Tonight during his State of the Union address, President Obama will be talking about jobs and the economy. If he’s serious about that, he should back Senator Rand Paul’s National Right To Work Act which would “the current provisions in federal labor law that authorize compulsory union dues and fee payments as a condition of employment.”
Why is that important? Because when a workers right to choose when it comes to labor organization is protected the economy does better. From the National Institute for Labor Relations Research (chart via Mark Perry):
Of all the economic reforms Congress may consider this year and in 2014, S.204 would surely have the strongest positive impact for incomes and jobs.
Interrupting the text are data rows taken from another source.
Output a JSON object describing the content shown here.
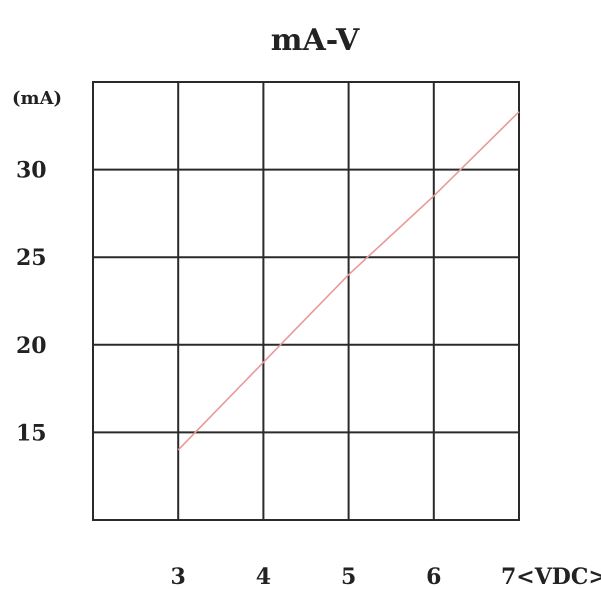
{
  "chart_data": {
    "type": "line",
    "title": "mA-V",
    "ylabel": "(mA)",
    "xlabel": "",
    "x_tick_labels": [
      "3",
      "4",
      "5",
      "6",
      "7<VDC>"
    ],
    "y_tick_labels": [
      "15",
      "20",
      "25",
      "30"
    ],
    "x_ticks": [
      3,
      4,
      5,
      6,
      7
    ],
    "y_ticks": [
      15,
      20,
      25,
      30
    ],
    "xlim": [
      2,
      7
    ],
    "ylim": [
      10,
      35
    ],
    "grid": true,
    "legend": "none",
    "colors": {
      "line": "#e89a9a",
      "grid": "#2a2a2a",
      "text": "#222222"
    },
    "series": [
      {
        "x": [
          3,
          4,
          5,
          6,
          7
        ],
        "values": [
          14,
          19,
          24,
          28.5,
          33.3
        ]
      }
    ]
  }
}
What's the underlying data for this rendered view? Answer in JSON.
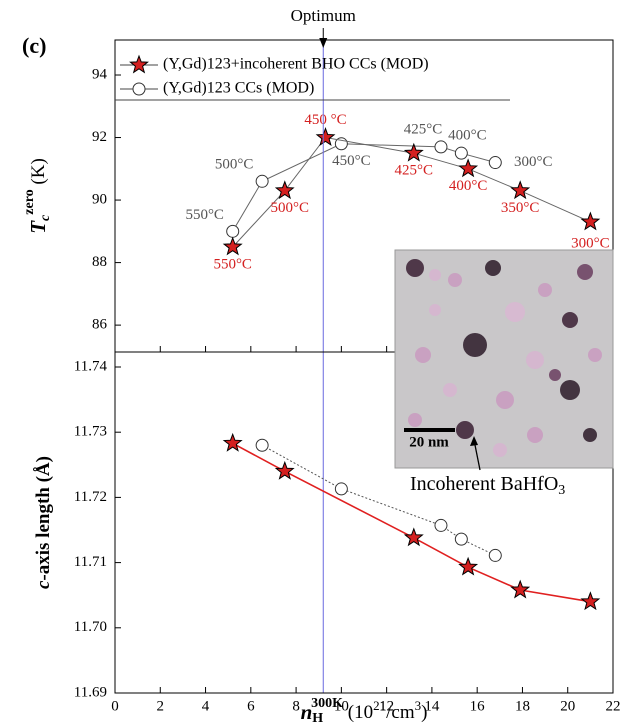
{
  "chart_data": [
    {
      "type": "line",
      "panel_label": "(c)",
      "optimum": {
        "label": "Optimum",
        "x": 9.2
      },
      "y_label_parts": [
        "T",
        "c",
        "zero",
        " (K)"
      ],
      "xlim": [
        0,
        22
      ],
      "xticks": [
        0,
        2,
        4,
        6,
        8,
        10,
        12,
        14,
        16,
        18,
        20,
        22
      ],
      "ylim": [
        85.14,
        95.12
      ],
      "yticks": [
        86,
        88,
        90,
        92,
        94
      ],
      "legend": "upper left",
      "series": [
        {
          "name": "(Y,Gd)123+incoherent BHO CCs (MOD)",
          "marker": "star",
          "color": "#d42020",
          "line_color": "#666666",
          "label_color": "#d42020",
          "x": [
            5.2,
            7.5,
            9.3,
            13.2,
            15.6,
            17.9,
            21.0
          ],
          "values": [
            88.5,
            90.3,
            92.0,
            91.5,
            91.0,
            90.3,
            89.3
          ],
          "point_labels": [
            "550°C",
            "500°C",
            "450 °C",
            "425°C",
            "400°C",
            "350°C",
            "300°C"
          ]
        },
        {
          "name": "(Y,Gd)123 CCs (MOD)",
          "marker": "circle",
          "color": "#ffffff",
          "line_color": "#666666",
          "label_color": "#555555",
          "x": [
            5.2,
            6.5,
            10.0,
            14.4,
            15.3,
            16.8
          ],
          "values": [
            89.0,
            90.6,
            91.8,
            91.7,
            91.5,
            91.2
          ],
          "point_labels": [
            "550°C",
            "500°C",
            "450°C",
            "425°C",
            "400°C",
            "300°C"
          ]
        }
      ]
    },
    {
      "type": "line",
      "y_label_parts": [
        "c",
        "-axis length (Å)"
      ],
      "x_label_parts": [
        "n",
        "H",
        "300K",
        " (10",
        "21",
        "/cm",
        "3",
        ")"
      ],
      "xlim": [
        0,
        22
      ],
      "xticks": [
        0,
        2,
        4,
        6,
        8,
        10,
        12,
        14,
        16,
        18,
        20,
        22
      ],
      "ylim": [
        11.69,
        11.7423
      ],
      "yticks": [
        {
          "value": 11.69,
          "label": "11.69"
        },
        {
          "value": 11.7,
          "label": "11.70"
        },
        {
          "value": 11.71,
          "label": "11.71"
        },
        {
          "value": 11.72,
          "label": "11.72"
        },
        {
          "value": 11.73,
          "label": "11.73"
        },
        {
          "value": 11.74,
          "label": "11.74"
        }
      ],
      "inset": {
        "scale_bar": "20 nm",
        "annotation_parts": [
          "Incoherent BaHfO",
          "3"
        ]
      },
      "series": [
        {
          "name": "(Y,Gd)123+incoherent BHO CCs (MOD)",
          "marker": "star",
          "color": "#d42020",
          "line_color": "#e02020",
          "x": [
            5.2,
            7.5,
            13.2,
            15.6,
            17.9,
            21.0
          ],
          "values": [
            11.7283,
            11.724,
            11.7138,
            11.7093,
            11.7058,
            11.704
          ]
        },
        {
          "name": "(Y,Gd)123 CCs (MOD)",
          "marker": "circle",
          "color": "#ffffff",
          "line_color": "#555555",
          "x": [
            6.5,
            10.0,
            14.4,
            15.3,
            16.8
          ],
          "values": [
            11.728,
            11.7213,
            11.7157,
            11.7136,
            11.7111
          ]
        }
      ]
    }
  ]
}
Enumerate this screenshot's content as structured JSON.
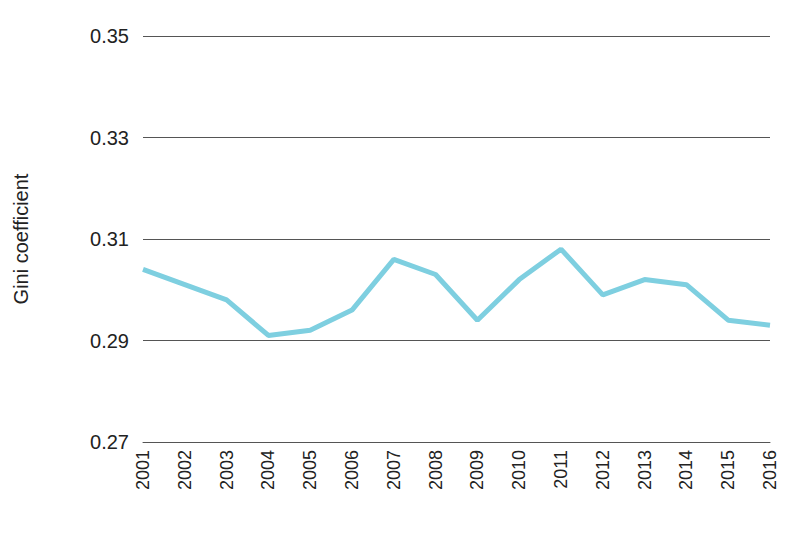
{
  "chart_data": {
    "type": "line",
    "y_label": "Gini coefficient",
    "categories": [
      "2001",
      "2002",
      "2003",
      "2004",
      "2005",
      "2006",
      "2007",
      "2008",
      "2009",
      "2010",
      "2011",
      "2012",
      "2013",
      "2014",
      "2015",
      "2016"
    ],
    "values": [
      0.304,
      0.301,
      0.298,
      0.291,
      0.292,
      0.296,
      0.306,
      0.303,
      0.294,
      0.302,
      0.308,
      0.299,
      0.302,
      0.301,
      0.294,
      0.293
    ],
    "color": "#7ecfe0",
    "ylim": [
      0.27,
      0.35
    ],
    "yticks": [
      0.27,
      0.29,
      0.31,
      0.33,
      0.35
    ],
    "grid": true
  }
}
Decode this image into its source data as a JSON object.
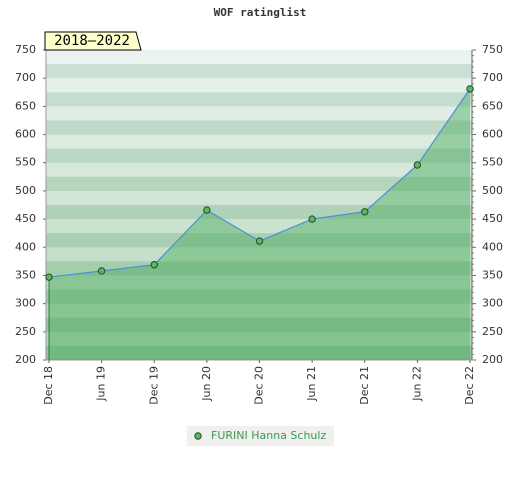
{
  "chart_data": {
    "type": "line",
    "title": "WOF ratinglist",
    "annotation": "2018–2022",
    "categories": [
      "Dec 18",
      "Jun 19",
      "Dec 19",
      "Jun 20",
      "Dec 20",
      "Jun 21",
      "Dec 21",
      "Jun 22",
      "Dec 22"
    ],
    "series": [
      {
        "name": "FURINI Hanna Schulz",
        "color": "#4a90d9",
        "marker_color": "#5cb85c",
        "values": [
          347,
          358,
          369,
          466,
          411,
          450,
          463,
          546,
          681
        ]
      }
    ],
    "ylim": [
      200,
      750
    ],
    "yticks": [
      200,
      250,
      300,
      350,
      400,
      450,
      500,
      550,
      600,
      650,
      700,
      750
    ],
    "y2lim": [
      200,
      750
    ],
    "y2ticks": [
      200,
      250,
      300,
      350,
      400,
      450,
      500,
      550,
      600,
      650,
      700,
      750
    ],
    "area_fill": "#4aab5e",
    "legend": "bottom"
  }
}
The potential boost S.204 could give to the national employment market can be illustrated by the U.S. Department of Labor’s data for civilian employment in the 50 states from January 2009, the month Barack Obama took office as U.S. President, through December 2012. This is the most comprehensive Labor Department gauge of job growth available.
In the 22 states that had Right to Work (RTW) laws on the books protecting employees from forced union dues throughout the past four years, civilian employment has grown by a net 1.51 million, or 2.7%, since January 2009 (see chart above). Meanwhile, in the 27 states that lacked Right to Work laws prior to December 2012, civilian employment fell by nearly 240,000, or 0.3%.
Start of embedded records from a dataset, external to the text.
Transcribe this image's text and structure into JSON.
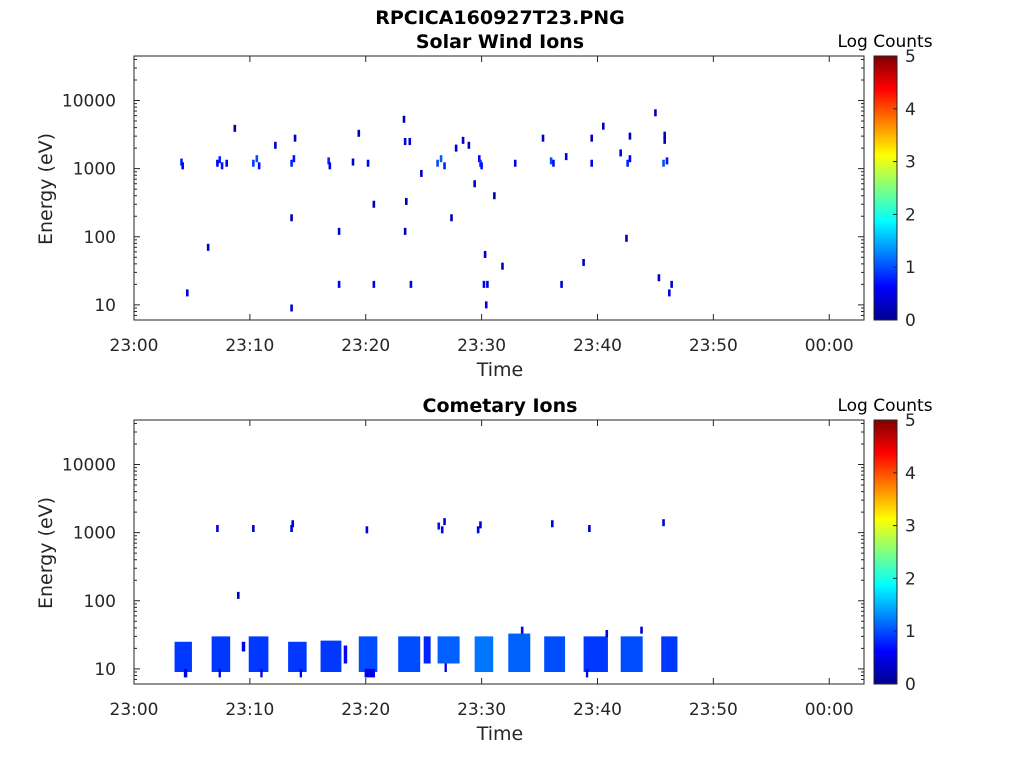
{
  "figure": {
    "title": "RPCICA160927T23.PNG"
  },
  "colors": {
    "colormap": [
      "#00008f",
      "#0000ff",
      "#0080ff",
      "#00ffff",
      "#80ff80",
      "#ffff00",
      "#ff8000",
      "#ff0000",
      "#800000"
    ],
    "axis": "#262626"
  },
  "chart_data": [
    {
      "type": "heatmap",
      "title": "Solar Wind Ions",
      "xlabel": "Time",
      "ylabel": "Energy (eV)",
      "x_ticks": [
        "23:00",
        "23:10",
        "23:20",
        "23:30",
        "23:40",
        "23:50",
        "00:00"
      ],
      "x_range_minutes": [
        0,
        63
      ],
      "y_scale": "log",
      "y_ticks": [
        "10",
        "100",
        "1000",
        "10000"
      ],
      "y_range": [
        6,
        45000
      ],
      "colorbar": {
        "label": "Log Counts",
        "ticks": [
          "0",
          "1",
          "2",
          "3",
          "4",
          "5"
        ],
        "range": [
          0,
          5
        ]
      },
      "points": [
        [
          4.1,
          1250,
          0.8
        ],
        [
          4.2,
          1100,
          0.6
        ],
        [
          4.6,
          15,
          0.5
        ],
        [
          6.4,
          70,
          0.3
        ],
        [
          7.2,
          1200,
          0.6
        ],
        [
          7.4,
          1350,
          0.8
        ],
        [
          7.6,
          1100,
          0.7
        ],
        [
          8.0,
          1200,
          0.6
        ],
        [
          8.7,
          3900,
          0.2
        ],
        [
          10.3,
          1200,
          0.9
        ],
        [
          10.6,
          1400,
          1.0
        ],
        [
          10.8,
          1100,
          0.7
        ],
        [
          12.2,
          2200,
          0.3
        ],
        [
          13.6,
          1200,
          0.8
        ],
        [
          13.8,
          1400,
          0.7
        ],
        [
          13.9,
          2800,
          0.3
        ],
        [
          13.6,
          9,
          0.4
        ],
        [
          13.6,
          190,
          0.2
        ],
        [
          16.8,
          1300,
          0.8
        ],
        [
          16.9,
          1100,
          0.6
        ],
        [
          17.7,
          20,
          0.5
        ],
        [
          17.7,
          120,
          0.3
        ],
        [
          18.9,
          1250,
          0.3
        ],
        [
          19.4,
          3300,
          0.2
        ],
        [
          20.2,
          1200,
          0.6
        ],
        [
          20.7,
          20,
          0.5
        ],
        [
          20.7,
          300,
          0.2
        ],
        [
          23.3,
          5300,
          0.2
        ],
        [
          23.4,
          2500,
          0.4
        ],
        [
          23.5,
          330,
          0.2
        ],
        [
          23.4,
          120,
          0.2
        ],
        [
          23.8,
          2500,
          0.4
        ],
        [
          23.9,
          20,
          0.5
        ],
        [
          24.8,
          850,
          0.3
        ],
        [
          26.2,
          1200,
          1.0
        ],
        [
          26.5,
          1400,
          1.1
        ],
        [
          26.8,
          1100,
          0.8
        ],
        [
          27.4,
          190,
          0.2
        ],
        [
          27.8,
          2000,
          0.3
        ],
        [
          28.4,
          2600,
          0.3
        ],
        [
          28.9,
          2200,
          0.3
        ],
        [
          29.4,
          600,
          0.2
        ],
        [
          29.8,
          1400,
          0.6
        ],
        [
          29.9,
          1200,
          0.9
        ],
        [
          30.0,
          1100,
          0.7
        ],
        [
          30.2,
          20,
          0.5
        ],
        [
          30.3,
          55,
          0.3
        ],
        [
          30.4,
          10,
          0.5
        ],
        [
          30.5,
          20,
          0.4
        ],
        [
          31.1,
          400,
          0.2
        ],
        [
          31.8,
          37,
          0.3
        ],
        [
          32.9,
          1200,
          0.5
        ],
        [
          35.3,
          2800,
          0.3
        ],
        [
          36.0,
          1300,
          1.0
        ],
        [
          36.2,
          1200,
          0.7
        ],
        [
          36.9,
          20,
          0.4
        ],
        [
          37.3,
          1500,
          0.4
        ],
        [
          38.8,
          42,
          0.3
        ],
        [
          39.5,
          2800,
          0.3
        ],
        [
          39.5,
          1200,
          0.6
        ],
        [
          40.5,
          4200,
          0.2
        ],
        [
          42.0,
          1700,
          0.4
        ],
        [
          42.6,
          1200,
          0.8
        ],
        [
          42.8,
          1400,
          0.6
        ],
        [
          42.8,
          3000,
          0.2
        ],
        [
          42.5,
          95,
          0.3
        ],
        [
          45.0,
          6600,
          0.2
        ],
        [
          45.3,
          25,
          0.3
        ],
        [
          45.7,
          1200,
          1.0
        ],
        [
          45.8,
          2600,
          0.3
        ],
        [
          45.8,
          3100,
          0.3
        ],
        [
          46.0,
          1300,
          0.7
        ],
        [
          46.2,
          15,
          0.5
        ],
        [
          46.4,
          20,
          0.4
        ]
      ]
    },
    {
      "type": "heatmap",
      "title": "Cometary Ions",
      "xlabel": "Time",
      "ylabel": "Energy (eV)",
      "x_ticks": [
        "23:00",
        "23:10",
        "23:20",
        "23:30",
        "23:40",
        "23:50",
        "00:00"
      ],
      "x_range_minutes": [
        0,
        63
      ],
      "y_scale": "log",
      "y_ticks": [
        "10",
        "100",
        "1000",
        "10000"
      ],
      "y_range": [
        6,
        45000
      ],
      "colorbar": {
        "label": "Log Counts",
        "ticks": [
          "0",
          "1",
          "2",
          "3",
          "4",
          "5"
        ],
        "range": [
          0,
          5
        ]
      },
      "points": [
        [
          7.2,
          1150,
          0.5
        ],
        [
          10.3,
          1150,
          0.4
        ],
        [
          13.6,
          1150,
          0.5
        ],
        [
          13.7,
          1350,
          0.4
        ],
        [
          20.1,
          1100,
          0.4
        ],
        [
          26.3,
          1250,
          0.7
        ],
        [
          26.6,
          1100,
          0.6
        ],
        [
          26.8,
          1450,
          0.4
        ],
        [
          29.7,
          1100,
          0.5
        ],
        [
          29.9,
          1300,
          0.4
        ],
        [
          36.1,
          1350,
          0.5
        ],
        [
          39.3,
          1150,
          0.3
        ],
        [
          45.7,
          1400,
          0.4
        ],
        [
          9.0,
          120,
          0.3
        ],
        [
          43.8,
          37,
          0.4
        ],
        [
          33.5,
          37,
          0.5
        ],
        [
          40.8,
          33,
          0.4
        ]
      ],
      "bands": [
        {
          "x": [
            3.5,
            5.0
          ],
          "y": [
            9,
            25
          ],
          "level": 0.9
        },
        {
          "x": [
            4.3,
            4.6
          ],
          "y": [
            7.5,
            10
          ],
          "level": 0.5
        },
        {
          "x": [
            6.7,
            8.3
          ],
          "y": [
            9,
            30
          ],
          "level": 0.9
        },
        {
          "x": [
            7.3,
            7.5
          ],
          "y": [
            7.5,
            10
          ],
          "level": 0.5
        },
        {
          "x": [
            9.3,
            9.6
          ],
          "y": [
            18,
            25
          ],
          "level": 0.6
        },
        {
          "x": [
            9.9,
            11.6
          ],
          "y": [
            9,
            30
          ],
          "level": 0.9
        },
        {
          "x": [
            10.9,
            11.1
          ],
          "y": [
            7.5,
            10
          ],
          "level": 0.5
        },
        {
          "x": [
            13.3,
            14.9
          ],
          "y": [
            9,
            25
          ],
          "level": 0.9
        },
        {
          "x": [
            14.3,
            14.5
          ],
          "y": [
            7.5,
            10
          ],
          "level": 0.5
        },
        {
          "x": [
            16.1,
            17.9
          ],
          "y": [
            9,
            26
          ],
          "level": 0.9
        },
        {
          "x": [
            18.1,
            18.4
          ],
          "y": [
            12,
            22
          ],
          "level": 0.6
        },
        {
          "x": [
            19.4,
            21.0
          ],
          "y": [
            9,
            30
          ],
          "level": 1.0
        },
        {
          "x": [
            19.9,
            20.8
          ],
          "y": [
            7.5,
            10
          ],
          "level": 0.5
        },
        {
          "x": [
            22.8,
            24.7
          ],
          "y": [
            9,
            30
          ],
          "level": 1.0
        },
        {
          "x": [
            25.0,
            25.6
          ],
          "y": [
            12,
            30
          ],
          "level": 0.8
        },
        {
          "x": [
            26.2,
            28.1
          ],
          "y": [
            12,
            30
          ],
          "level": 1.1
        },
        {
          "x": [
            26.8,
            27.0
          ],
          "y": [
            9,
            12
          ],
          "level": 0.5
        },
        {
          "x": [
            29.4,
            31.0
          ],
          "y": [
            9,
            30
          ],
          "level": 1.2
        },
        {
          "x": [
            32.3,
            34.2
          ],
          "y": [
            9,
            33
          ],
          "level": 1.1
        },
        {
          "x": [
            35.4,
            37.2
          ],
          "y": [
            9,
            30
          ],
          "level": 1.0
        },
        {
          "x": [
            38.8,
            40.9
          ],
          "y": [
            9,
            30
          ],
          "level": 0.9
        },
        {
          "x": [
            39.0,
            39.2
          ],
          "y": [
            7.5,
            10
          ],
          "level": 0.5
        },
        {
          "x": [
            42.0,
            43.9
          ],
          "y": [
            9,
            30
          ],
          "level": 1.0
        },
        {
          "x": [
            45.5,
            46.9
          ],
          "y": [
            9,
            30
          ],
          "level": 0.9
        }
      ]
    }
  ]
}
All the eight states with the highest percentage job growth from January 2009 through December 2012 — Florida, Nebraska, North Carolina, North Dakota, Oklahoma, Tennessee, Texas and Virginia — are Right to Work. Meanwhile, seven of the nine states with the worst job losses are forced-unionism.
Put simply, when unionization is forced jobs are destroyed. When unionization is a choice, jobs are created.
The problem for President Obama is that the unions are perhaps his most important political constituency, and what’s best for the unions isn’t what’s best for America.